Ночь веры

Ночь веры

Я уже упоминал, что учеба в Библейском колледже стала для меня поначалу периодом сомнений и скептицизма. Я научился изображать «духовность» — семинаристу приходится прибегать к такого рода симуляции, чтобы заработать хорошую оценку. Каждому студенту предписывалось взять на себя некое послушание — проповедовать на улице, навещать заключенных или больных. Я записался на «работу в университете».

По субботам я отправлялся в студенческий клуб Университета Южной Каролины и проводил вечер перед телевизором. От меня требовалось сидеть там и «свидетельствовать». На следующей день я составлял подробные отчеты о людях, с которыми я якобы обсуждал вопросы веры. По–видимому, вымысел мне вполне удавался — никто меня не перепроверял.

Кроме того необходимо было еженедельно встречаться для молитвы с четырьмя другими семинаристами, также участвовавшими в работе со студентами. Эти встречи всегда проходили по одной и той же схеме: сперва молился Джой, затем Крэг, затем Крис, затем второй Джой, а потом все они вежливо выжидали секунд десять. Но я никогда не произносил вслух молитву, так что после короткой паузы мы все расходились по своим комнатам.

Но однажды вечером в феврале ко всеобщему изумлению — и своему тоже — я произнес молитву. Не знаю, как это получилось. Я не собирался молиться. Но когда оба Джоя, Крэг и Крис произнесли привычные слова, я вдруг услышал собственный голос. «Господи!» — начал я и почувствовал, как сгущается напряжение.

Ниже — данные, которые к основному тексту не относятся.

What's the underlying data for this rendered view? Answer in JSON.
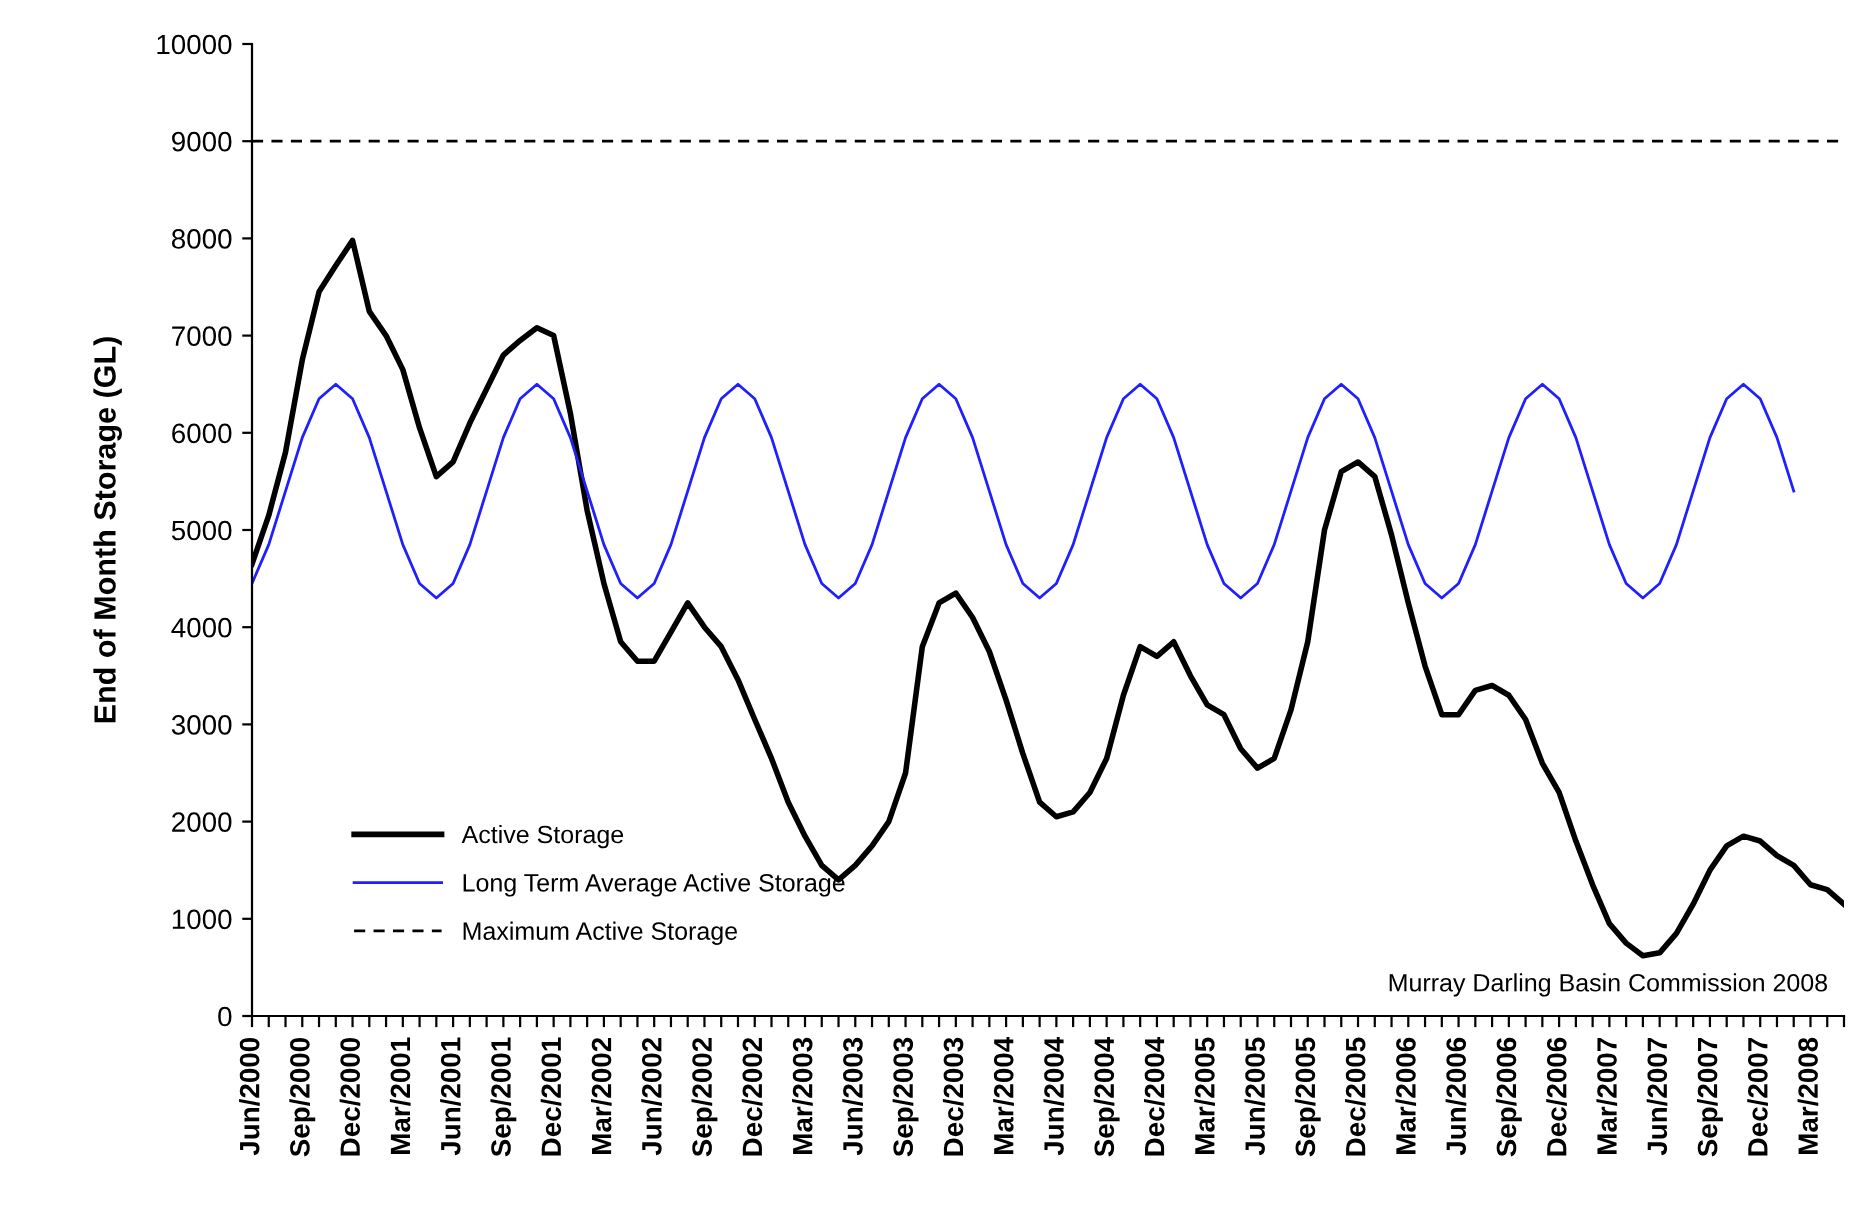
{
  "chart_data": {
    "type": "line",
    "ylabel": "End of Month Storage (GL)",
    "categories": [
      "Jun/2000",
      null,
      null,
      "Sep/2000",
      null,
      null,
      "Dec/2000",
      null,
      null,
      "Mar/2001",
      null,
      null,
      "Jun/2001",
      null,
      null,
      "Sep/2001",
      null,
      null,
      "Dec/2001",
      null,
      null,
      "Mar/2002",
      null,
      null,
      "Jun/2002",
      null,
      null,
      "Sep/2002",
      null,
      null,
      "Dec/2002",
      null,
      null,
      "Mar/2003",
      null,
      null,
      "Jun/2003",
      null,
      null,
      "Sep/2003",
      null,
      null,
      "Dec/2003",
      null,
      null,
      "Mar/2004",
      null,
      null,
      "Jun/2004",
      null,
      null,
      "Sep/2004",
      null,
      null,
      "Dec/2004",
      null,
      null,
      "Mar/2005",
      null,
      null,
      "Jun/2005",
      null,
      null,
      "Sep/2005",
      null,
      null,
      "Dec/2005",
      null,
      null,
      "Mar/2006",
      null,
      null,
      "Jun/2006",
      null,
      null,
      "Sep/2006",
      null,
      null,
      "Dec/2006",
      null,
      null,
      "Mar/2007",
      null,
      null,
      "Jun/2007",
      null,
      null,
      "Sep/2007",
      null,
      null,
      "Dec/2007",
      null,
      null,
      "Mar/2008",
      null,
      null
    ],
    "series": [
      {
        "name": "Active Storage",
        "color": "#000000",
        "values": [
          4650,
          5150,
          5800,
          6750,
          7450,
          7720,
          7980,
          7250,
          7000,
          6650,
          6050,
          5550,
          5700,
          6100,
          6450,
          6800,
          6950,
          7080,
          7000,
          6200,
          5200,
          4450,
          3850,
          3650,
          3650,
          3950,
          4250,
          4000,
          3800,
          3460,
          3050,
          2650,
          2200,
          1850,
          1550,
          1400,
          1550,
          1750,
          2000,
          2500,
          3800,
          4250,
          4350,
          4100,
          3750,
          3250,
          2700,
          2200,
          2050,
          2100,
          2300,
          2650,
          3300,
          3800,
          3700,
          3850,
          3500,
          3200,
          3100,
          2750,
          2550,
          2650,
          3150,
          3850,
          5000,
          5600,
          5700,
          5550,
          4950,
          4250,
          3600,
          3100,
          3100,
          3350,
          3400,
          3300,
          3050,
          2600,
          2300,
          1800,
          1350,
          950,
          750,
          620,
          650,
          850,
          1150,
          1500,
          1750,
          1850,
          1800,
          1650,
          1550,
          1350,
          1300,
          1150
        ]
      },
      {
        "name": "Long Term Average Active Storage",
        "color": "#1f1fff",
        "values": [
          4450,
          4850,
          5400,
          5950,
          6350,
          6500,
          6350,
          5950,
          5400,
          4850,
          4450,
          4300,
          4450,
          4850,
          5400,
          5950,
          6350,
          6500,
          6350,
          5950,
          5400,
          4850,
          4450,
          4300,
          4450,
          4850,
          5400,
          5950,
          6350,
          6500,
          6350,
          5950,
          5400,
          4850,
          4450,
          4300,
          4450,
          4850,
          5400,
          5950,
          6350,
          6500,
          6350,
          5950,
          5400,
          4850,
          4450,
          4300,
          4450,
          4850,
          5400,
          5950,
          6350,
          6500,
          6350,
          5950,
          5400,
          4850,
          4450,
          4300,
          4450,
          4850,
          5400,
          5950,
          6350,
          6500,
          6350,
          5950,
          5400,
          4850,
          4450,
          4300,
          4450,
          4850,
          5400,
          5950,
          6350,
          6500,
          6350,
          5950,
          5400,
          4850,
          4450,
          4300,
          4450,
          4850,
          5400,
          5950,
          6350,
          6500,
          6350,
          5950,
          5400,
          null,
          null,
          null
        ]
      }
    ],
    "ref_lines": [
      {
        "axis": "y",
        "value": 9000,
        "label": "Maximum Active Storage",
        "color": "#000000",
        "line_style": "dashed"
      }
    ],
    "ylim": [
      0,
      10000
    ],
    "yticks": [
      0,
      1000,
      2000,
      3000,
      4000,
      5000,
      6000,
      7000,
      8000,
      9000,
      10000
    ],
    "grid": false,
    "legend": "bottom left",
    "marker": "none",
    "line_style": "solid",
    "annotations": [
      "Murray Darling Basin Commission 2008"
    ]
  }
}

Насколько помню, я сказал примерно так: «Господи, вот мы перед Тобой, и нам поручено заботиться о десяти тысячах студентов университета Южной Каролины, которых ждет ад. Ты знаешь, что мне все равно, попадут они в ад — если он, конечно, существует — или нет. И мне наплевать, попаду ли я туда сам».

Тот, кто никогда не учился в Библейском колледже, не поймет, как подействовали мои слова на соучеников. Я мог бы с тем же успехом раскинуть карты Таро или принести в жертву младенца. Однако никто из студентов не попытался прервать меня, и я продолжал молитву.

Почему–то я заговорил о добром самарянине. Мы, семинаристы из Библейского колледжа, должны были печься об университетских студентах, словно самарянин о еврее, лежавшем на обочине в луже крови. Но я не испытывал к ним подобной любви. Я вообще к ним ничего не испытывал. Так я и сказал.

И тут ЭТО случилось. Во время молитвы, как раз когда я расписывал, как мало меня волнуют люди, которым я должен сочувствовать, я увидел происходящее в ином свете. В тот самый миг, когда я говорил, мои слова обратились в видение. Я увидел самарянина в старинном костюме — в платье и тюрбане. Он склоняется над грязной, окровавленной, скорченной фигурой на земле. И внезапно оба персонажа представшей мне сцены преобразились: у доброго самарянина оказалось лицо Иисуса, а в еврее — несчастной жертве разбойников — я с ужасом узнал самого себя.

Словно при яркой вспышке я видел, как Иисус наклоняется и влажной тряпкой обтирает мои раны, смывает с них кровь. И вот, когда Он склонился надо мной, я увидел, как я — несчастный, израненный разбойниками — поднимаю веки, раскрываю губы и словно в замедленной съемке плюю Ему в лицо. Я видел это совершенно отчетливо, хотя не верил ни в какие видения, ни в достоверность Библии, ни даже в Иисуса Христа. Это потрясло меня. Я оборвал молитву, встал и вышел из комнаты.

В тот вечер я попытался обдумать произошедшее. То было не совсем видение — скорее галлюцинация, оживившая притчу и придавшая ей неожиданный этический поворот. И все же я не мог просто отмахнуться от случившегося. Что значило это видение? Было ли оно подлинным? Я не знал. Но самоуверенность моя поколебалась. Прежде я искал убежища в агностицизме, но теперь я его лишился. Я увидел самого себя в новом свете. Быть может, при всей своей заносчивости и насмешливом скептицизме я более других нуждался в помощи?

В ту ночь я написал своей невесте короткую записку. Со всей осторожностью я сообщал: «Мне кажется, сегодня я впервые получил подлинный религиозный опыт. Мне нужно подождать несколько дней, прежде чем я буду готов это обсудить».